Auch wir haben mit Thomas Cook/Neckermann eine ähnliche Erfahrung wie Cat2610 gemacht. Wir waren zum Zeitpunkt des Vulkanausbruches auf Gran Canaria, so dass unser Rückflug am 17. April gecancelt wurde. Vonseiten der Reiseleitung wurde uns mehrmals mündlich bestätigt, dass Neckermann aus Kulanz alle weiteren zusätzlichen Übernachtungs- und Verpflegungskosten sowie die Kosten für den Rückflug übernehmen würde. Unser Rückflug hat sich somit um ganze 5 Tage verspätet, während die Gäste anderer Reiseveranstalter schon am Montag 19. April mit den ersten Sonderflügen zurückfliegen konnten. In diesen 5 Tagen mussten wir natürlich im Hotel bleiben und jederzeit mit gepacktem Koffer startbereit sein. Wir haben von der Reiseleitung keinerlei Informationen bekommen, auf unsere Nachfragen hat die unfreundliche Reiseleiterin genervt reagiert.
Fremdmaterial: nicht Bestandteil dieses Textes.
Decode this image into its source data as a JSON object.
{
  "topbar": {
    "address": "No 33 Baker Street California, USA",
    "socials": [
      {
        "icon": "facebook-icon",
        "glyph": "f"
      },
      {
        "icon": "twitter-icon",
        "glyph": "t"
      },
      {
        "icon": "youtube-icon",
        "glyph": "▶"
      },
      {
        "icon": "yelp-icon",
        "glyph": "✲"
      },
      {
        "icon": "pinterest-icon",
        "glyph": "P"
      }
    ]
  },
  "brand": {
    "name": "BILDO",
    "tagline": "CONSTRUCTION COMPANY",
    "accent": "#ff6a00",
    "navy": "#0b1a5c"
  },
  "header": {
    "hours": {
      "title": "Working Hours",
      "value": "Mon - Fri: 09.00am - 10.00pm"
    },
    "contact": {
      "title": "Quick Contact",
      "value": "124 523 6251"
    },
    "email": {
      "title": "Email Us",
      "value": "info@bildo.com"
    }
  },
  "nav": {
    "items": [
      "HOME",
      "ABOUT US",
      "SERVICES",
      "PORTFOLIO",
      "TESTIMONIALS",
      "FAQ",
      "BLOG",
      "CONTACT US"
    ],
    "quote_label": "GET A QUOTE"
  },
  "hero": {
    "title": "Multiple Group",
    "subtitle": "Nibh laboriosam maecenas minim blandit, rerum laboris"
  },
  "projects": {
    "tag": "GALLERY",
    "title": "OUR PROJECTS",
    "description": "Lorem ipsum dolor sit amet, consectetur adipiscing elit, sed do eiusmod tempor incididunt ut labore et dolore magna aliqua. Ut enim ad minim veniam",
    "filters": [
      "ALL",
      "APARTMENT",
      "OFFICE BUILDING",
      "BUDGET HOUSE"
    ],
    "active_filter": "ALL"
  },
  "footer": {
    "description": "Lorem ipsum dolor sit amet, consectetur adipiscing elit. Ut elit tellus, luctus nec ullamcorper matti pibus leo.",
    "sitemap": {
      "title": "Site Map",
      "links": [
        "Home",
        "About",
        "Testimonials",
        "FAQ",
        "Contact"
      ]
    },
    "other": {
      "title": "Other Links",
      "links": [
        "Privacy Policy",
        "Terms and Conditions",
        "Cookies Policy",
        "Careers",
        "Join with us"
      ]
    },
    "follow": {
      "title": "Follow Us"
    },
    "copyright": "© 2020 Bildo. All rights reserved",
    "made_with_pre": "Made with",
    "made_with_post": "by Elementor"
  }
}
Als uns endlich klar wurde, das sich die Reiseleitung nicht um unseren Rückflug kümmern wollte, sind wir auf eigene Faust zum Flughafen gefahren und haben uns dort direkt an den Schalter von Neckermann gewendet. Nach 10 Stunden Wartezeit am Flughafen wurden wir dann mit einem Sonderflug nach Köln geflogen. Bahnkarten für die Weiterfahrt zu unserem Heimflughafen München stellte uns Neckermann - angeblich auf eigene Kosten - zur Verfügung. Erst vor wenigen Tagen haben wir eine Rechnung über 138 Euro für die Rückflugkosten bekommen. Noch bevor die Zahlungsfrist für diese Rechnung (14 Tage) verstrichen war, haben wir nun eine erste Mahnung mit einer Bearbeitungsgebühr über 15 Euro bekommen. Natürlich haben wir uns mit dieser Rechnung an unseren Anwalt gewandt.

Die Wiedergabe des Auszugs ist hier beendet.